Let me tell you, there’s a healthy amount of procedure involved in PTA licensure. In addition to earning an associate’s degree, PTAs must complete applications requiring:

As for the PTA degree itself, CAPTE’s accreditation requirements span 34 pages, 8 standards, and over 100 elements including maintaining accurate information regarding CAPTE accreditation status on the program website. With so much procedure, it’s got to be good, right?
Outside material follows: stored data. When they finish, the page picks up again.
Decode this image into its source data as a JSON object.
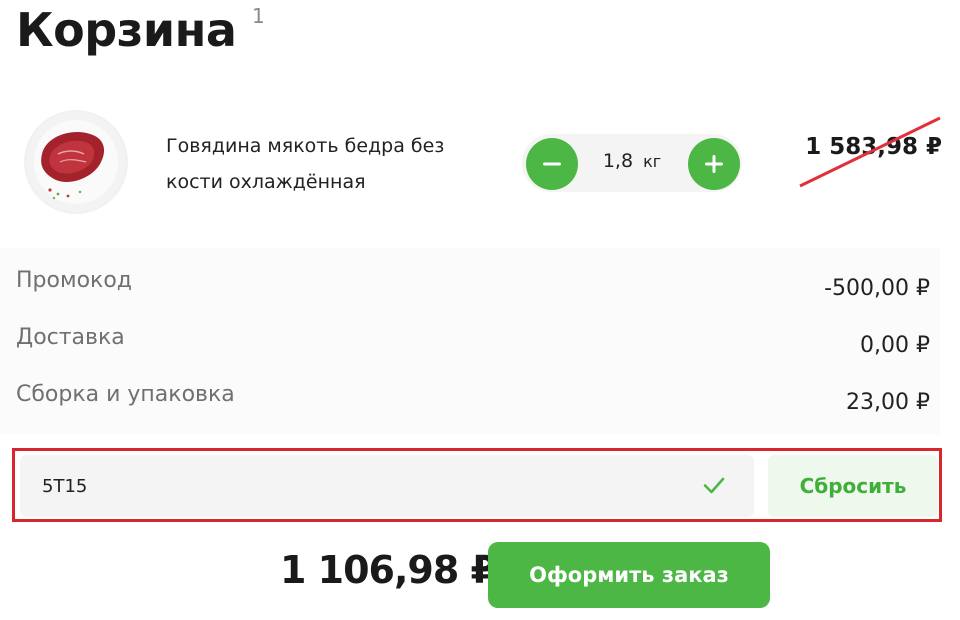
{
  "header": {
    "title": "Корзина",
    "item_count": "1"
  },
  "product": {
    "name": "Говядина мякоть бедра без кости охлаждённая",
    "quantity": "1,8",
    "unit": "кг",
    "old_price": "1 583,98 ₽"
  },
  "summary": {
    "promo_label": "Промокод",
    "promo_value": "-500,00 ₽",
    "delivery_label": "Доставка",
    "delivery_value": "0,00 ₽",
    "packing_label": "Сборка и упаковка",
    "packing_value": "23,00 ₽"
  },
  "promo": {
    "code_value": "5T15",
    "reset_label": "Сбросить"
  },
  "footer": {
    "total": "1 106,98 ₽",
    "checkout_label": "Оформить заказ"
  },
  "colors": {
    "accent": "#4cb744",
    "highlight_frame": "#d7262d",
    "strike_line": "#e0313a"
  }
}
In fact, the negative externalities are legion. Requiring licensure and a degree for entry-level positions in low-risk health professions raises healthcare costs without any demonstrable improvement in quality (and may actually result in worse outcomes due to less availability of care). We may really be paying more for less (just like Netflix!). Worse, it exacerbates inequality by benefiting those who have already established themselves in the profession while deterring aspiring PTAs, who are then steered into lower-paying positions that don’t require a license, like retail, food service, or Amazon warehouses: jobs with fewer career prospects. State licensure – referenced by some commentators as “federalism gone wild” — also severely restricts interstate mobility, which makes little sense in an era of telemedicine. Last but not least, it further erodes government legitimacy – already under constant barrage from the right. As Klein says (quoting Bagley), “Legitimacy is not solely, not even primarily, a product of the procedures that agencies follow… Legitimacy arises more generally from the perception that government is capable, informed, prompt, responsive and fair.” Multiply PTA licensure + degree requirement across dozens of entry-level, low-risk healthcare jobs that should be easy stepping stones to economic advancement, and it’s clear why tens of millions of potential voters have checked out and don’t plan to check back in anytime soon (making it nearly impossible to address our most intractable problems like immigration and climate change).

States more interested in the welfare of their citizens than continuing to make an ideological point about government ineffectiveness – i.e., blue and purple states, hopefully a few red states – have two options. They can withdraw delegation of licensure to captive professional associations. But given certain pushback, an easier step for entry-level, low-risk professions is legislation requiring that licensing boards provide alternative pathways to licensure that only require candidates to demonstrate relevant experience or mastery of relevant competencies (i.e., helping patients stretch, not passing an anatomy class). Tuition-dependent colleges will yell and scream, especially in the early innings of secular enrollment decline. But let’s hope most are still sufficiently mission- (and civic-) minded to recognize the many problems spawned by their terrible, horrible, no good, very bad marriage with state licensing boards.